The second form allows the use of a value or function that returns a date or date string (in format yyyy-mm-dd) and uses that instead of the usage record's start date in the comparison.

Examples:

  • effectiveDate(objectLookup("pricecatalog__c","output__c", ["field1__c"="gold status"]),"catalog_date__c" )

This example compares the start date of the usage record to the "catalog_date__c" field on the custom object record, to find the appropriate row.

  • effectiveDate(objectLookup("pricecatalog__c", "output__c", ["field1__c"="gold status"]),"catalog_date__c", '2019-06-20' ) 

This example ignores the start date of the usage to rate, and all usage for this subscription uses pricing as of June 20, 2019 in the custom object.

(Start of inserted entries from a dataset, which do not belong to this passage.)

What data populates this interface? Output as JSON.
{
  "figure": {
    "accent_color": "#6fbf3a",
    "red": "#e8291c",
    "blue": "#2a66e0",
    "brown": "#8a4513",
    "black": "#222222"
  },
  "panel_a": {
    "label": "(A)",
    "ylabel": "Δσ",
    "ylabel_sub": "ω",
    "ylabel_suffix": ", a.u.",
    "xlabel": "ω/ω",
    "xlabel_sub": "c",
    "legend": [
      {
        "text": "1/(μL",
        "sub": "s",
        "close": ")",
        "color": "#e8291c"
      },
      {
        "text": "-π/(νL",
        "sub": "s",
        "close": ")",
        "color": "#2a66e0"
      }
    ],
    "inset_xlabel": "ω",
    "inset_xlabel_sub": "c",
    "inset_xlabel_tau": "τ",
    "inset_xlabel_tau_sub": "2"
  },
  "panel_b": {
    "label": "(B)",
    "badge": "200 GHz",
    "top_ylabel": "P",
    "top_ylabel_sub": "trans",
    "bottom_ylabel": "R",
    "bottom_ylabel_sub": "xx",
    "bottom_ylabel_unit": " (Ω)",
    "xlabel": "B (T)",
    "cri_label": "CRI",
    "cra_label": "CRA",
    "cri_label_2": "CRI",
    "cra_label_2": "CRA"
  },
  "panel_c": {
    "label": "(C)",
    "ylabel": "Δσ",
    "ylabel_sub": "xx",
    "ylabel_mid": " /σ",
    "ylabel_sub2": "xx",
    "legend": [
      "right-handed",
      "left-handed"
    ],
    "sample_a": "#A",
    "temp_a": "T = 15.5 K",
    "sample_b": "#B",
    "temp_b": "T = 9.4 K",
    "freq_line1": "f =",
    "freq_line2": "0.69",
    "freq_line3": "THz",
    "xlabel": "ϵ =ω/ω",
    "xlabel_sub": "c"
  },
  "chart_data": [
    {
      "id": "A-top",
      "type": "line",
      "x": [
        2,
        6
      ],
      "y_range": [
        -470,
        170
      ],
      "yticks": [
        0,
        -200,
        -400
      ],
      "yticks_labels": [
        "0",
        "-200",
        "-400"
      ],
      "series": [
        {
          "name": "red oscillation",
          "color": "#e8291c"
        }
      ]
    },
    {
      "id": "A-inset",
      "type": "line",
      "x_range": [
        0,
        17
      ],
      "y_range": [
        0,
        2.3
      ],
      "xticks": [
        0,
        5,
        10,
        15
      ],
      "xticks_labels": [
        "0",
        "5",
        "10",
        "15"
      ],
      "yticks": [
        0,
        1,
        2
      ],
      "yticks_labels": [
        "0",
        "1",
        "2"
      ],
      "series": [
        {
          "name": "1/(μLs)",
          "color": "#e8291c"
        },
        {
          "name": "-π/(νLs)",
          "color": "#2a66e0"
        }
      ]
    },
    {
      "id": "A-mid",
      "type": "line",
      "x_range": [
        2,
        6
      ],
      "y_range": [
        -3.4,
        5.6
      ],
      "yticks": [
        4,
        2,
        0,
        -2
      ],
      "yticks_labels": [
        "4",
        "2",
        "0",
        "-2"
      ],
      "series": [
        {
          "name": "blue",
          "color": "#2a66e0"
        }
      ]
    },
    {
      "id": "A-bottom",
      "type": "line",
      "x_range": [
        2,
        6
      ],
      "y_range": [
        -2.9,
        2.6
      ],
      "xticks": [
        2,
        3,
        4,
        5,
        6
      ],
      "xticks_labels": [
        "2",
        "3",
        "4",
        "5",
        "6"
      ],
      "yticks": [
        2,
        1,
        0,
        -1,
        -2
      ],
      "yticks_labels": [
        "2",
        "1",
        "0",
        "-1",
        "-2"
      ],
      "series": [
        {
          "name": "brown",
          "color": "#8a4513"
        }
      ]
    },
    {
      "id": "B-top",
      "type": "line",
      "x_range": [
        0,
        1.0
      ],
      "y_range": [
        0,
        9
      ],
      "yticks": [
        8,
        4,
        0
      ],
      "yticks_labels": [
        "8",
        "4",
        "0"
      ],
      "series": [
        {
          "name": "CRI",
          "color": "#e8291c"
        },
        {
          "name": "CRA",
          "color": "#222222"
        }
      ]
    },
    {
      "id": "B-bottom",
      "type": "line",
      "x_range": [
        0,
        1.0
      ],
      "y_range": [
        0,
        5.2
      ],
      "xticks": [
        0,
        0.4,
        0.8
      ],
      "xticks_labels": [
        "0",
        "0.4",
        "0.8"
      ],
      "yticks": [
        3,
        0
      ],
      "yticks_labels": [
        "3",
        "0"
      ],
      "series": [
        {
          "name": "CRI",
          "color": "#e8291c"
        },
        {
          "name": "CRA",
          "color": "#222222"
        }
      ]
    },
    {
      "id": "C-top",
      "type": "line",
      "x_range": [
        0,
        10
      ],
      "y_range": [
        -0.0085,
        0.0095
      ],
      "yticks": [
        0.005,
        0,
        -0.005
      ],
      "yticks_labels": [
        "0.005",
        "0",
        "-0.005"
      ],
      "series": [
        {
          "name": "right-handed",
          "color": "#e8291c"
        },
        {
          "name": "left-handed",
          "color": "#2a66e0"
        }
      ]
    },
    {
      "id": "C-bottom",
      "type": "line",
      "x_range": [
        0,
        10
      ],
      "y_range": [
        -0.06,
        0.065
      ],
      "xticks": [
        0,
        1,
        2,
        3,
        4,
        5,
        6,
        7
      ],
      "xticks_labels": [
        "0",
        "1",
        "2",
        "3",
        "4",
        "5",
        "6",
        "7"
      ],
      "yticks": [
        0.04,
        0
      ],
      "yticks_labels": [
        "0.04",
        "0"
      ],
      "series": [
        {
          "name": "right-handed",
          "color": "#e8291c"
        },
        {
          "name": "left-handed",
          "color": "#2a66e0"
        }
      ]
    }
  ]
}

firstValue(<argument1>, <argument2>, …) Returns the first non-empty value from the arguments. Arguments might be a string, number, or any supported function.
This function supports 2 or more arguments.

Examples:

  • firstValue( fieldLookup("usage", "preratedAmount__c"), 20.50)  

This example returns the default value of 20.50 if the usage record does not have a defined pre-rated amount.

  • usageQuantity() * firstValue(objectLookup("myCarObj", "outputField__c",  ["make" = fieldLookup("usage", "make__c"), "model" = fieldLookup("usage", "model__c")]),              objectLookup("myRegionObj", "outputField__c", ["region" = fieldLookup("usage","region__c")]), 0.10)  

This example first attempts a lookup of the make and model, then a lookup of the region, and finally falls back to a hard-coded default value of 0.10.